On the day we were to bring Max home we arrived at the hospital at the appointed hour, the birth mom and family having already said their sad goodbyes and departed.  The nurses were expecting us.  We entered the room previously occupied by the birth mom.  The bed covers were displaced from where she'd been just an hour earlier.  There were some flowers for us and a teddy bear for Max.  We spent some time in that room with Max and with the social worker.  Finally, we gathered our things and felt the heft of the little boy in the infant carrier.  We loaded him into the back of the car where Linda sat close.  We drove cautiously.  It was a sunny day as we drove north on Rt. 128 home to Salem.  Linda let tears of relief, joy, and happiness flow.  I snuck careful peeks in the rearview mirror while I quietly reflected on the enormity of this long awaited day.

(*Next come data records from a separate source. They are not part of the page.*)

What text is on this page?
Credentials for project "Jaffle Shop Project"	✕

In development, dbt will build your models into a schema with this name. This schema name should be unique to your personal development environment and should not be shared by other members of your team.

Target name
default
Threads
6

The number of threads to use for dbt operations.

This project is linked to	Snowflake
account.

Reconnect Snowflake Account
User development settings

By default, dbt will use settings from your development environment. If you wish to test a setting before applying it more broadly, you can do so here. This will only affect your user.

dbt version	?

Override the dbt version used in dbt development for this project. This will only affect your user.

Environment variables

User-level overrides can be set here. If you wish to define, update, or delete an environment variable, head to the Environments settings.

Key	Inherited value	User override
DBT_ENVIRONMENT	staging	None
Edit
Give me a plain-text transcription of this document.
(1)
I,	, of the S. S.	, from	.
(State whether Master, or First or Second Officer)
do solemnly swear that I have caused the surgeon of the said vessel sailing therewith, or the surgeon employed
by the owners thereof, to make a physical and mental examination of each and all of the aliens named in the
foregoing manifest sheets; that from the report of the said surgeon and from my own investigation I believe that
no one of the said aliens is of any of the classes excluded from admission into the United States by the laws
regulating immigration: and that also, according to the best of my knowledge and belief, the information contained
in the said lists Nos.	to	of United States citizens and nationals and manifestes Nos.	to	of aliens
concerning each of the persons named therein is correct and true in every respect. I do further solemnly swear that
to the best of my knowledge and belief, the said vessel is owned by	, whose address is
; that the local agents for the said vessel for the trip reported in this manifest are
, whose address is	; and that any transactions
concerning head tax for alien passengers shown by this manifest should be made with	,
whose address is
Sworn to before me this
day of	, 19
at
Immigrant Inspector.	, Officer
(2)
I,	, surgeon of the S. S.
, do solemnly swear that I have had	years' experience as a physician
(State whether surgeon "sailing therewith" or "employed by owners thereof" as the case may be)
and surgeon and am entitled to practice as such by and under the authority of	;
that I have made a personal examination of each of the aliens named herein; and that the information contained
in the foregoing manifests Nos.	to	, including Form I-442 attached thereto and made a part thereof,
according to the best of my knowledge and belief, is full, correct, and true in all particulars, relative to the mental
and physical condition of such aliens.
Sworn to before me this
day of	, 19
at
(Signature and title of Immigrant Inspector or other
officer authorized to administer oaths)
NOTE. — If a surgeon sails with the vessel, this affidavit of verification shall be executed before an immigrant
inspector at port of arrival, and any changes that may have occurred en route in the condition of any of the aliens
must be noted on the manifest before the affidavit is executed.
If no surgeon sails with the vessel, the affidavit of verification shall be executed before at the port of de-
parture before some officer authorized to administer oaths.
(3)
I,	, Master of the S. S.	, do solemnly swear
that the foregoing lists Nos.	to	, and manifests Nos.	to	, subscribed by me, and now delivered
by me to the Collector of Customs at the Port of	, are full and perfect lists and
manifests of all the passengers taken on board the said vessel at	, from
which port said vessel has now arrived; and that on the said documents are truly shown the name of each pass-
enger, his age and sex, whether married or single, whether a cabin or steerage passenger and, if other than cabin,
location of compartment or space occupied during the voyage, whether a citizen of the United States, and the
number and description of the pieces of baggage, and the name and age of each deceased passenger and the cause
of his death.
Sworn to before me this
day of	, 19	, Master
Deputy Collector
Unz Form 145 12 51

It's been almost two years since that day and much has happened.  Max has become the center of our lives (much to the displeasure of our two cats).  We became parents, pretty good ones, too.  We keep in touch with Max's birth mom (and her parents) regularly.  In the two years since his birth we've met up with them several times and welcome the fact that Max is as loved by them as he is by us.  We've finally moved our family closer to our families in Connecticut.  Without the aid of fertility treatments we got pregnant last December.  Regular readers of this blog sadly know that in the 8th month, Leo was stillborn.  The only thing that served to console us was knowing that we had Max.  The immenseness of the blessing he is to us is immeasurable - just as any child is to any parent.  We still hope to grow our family, however it may happen, but we also know that if for whatever reason we only had Max he would still be more than we could ever have hoped.


Jennifer Kovacs said...

David, heartbreaking and heartwarming all at once! Congratulations to you and your wife - your son is beautiful! There is no gift greater than the unconditional (until they become teenagers) love of a child!

Ruth and Matthew said...

Overflowing, this heart of mine, with such a profound affection for you Ringers.

yvette said...

And the gift for Max are parents named Dave and Linda.

GardenGirl said...

*wiping tears from my eyes* that was beautiful. Max is so lucky to have you both - just as you are so lucky to have him.

susan weldon said...

this is something max will read someday and know the boundless love you feel for him and how it was somehow "meant" that you became his parents.

he is an extraordinary child because his birth mother and her family have provided him with good genes and certainly because you two are providing him with a home and family filled with profound love. he could not have more terrific parents.

max's entire extended family shares the blessing.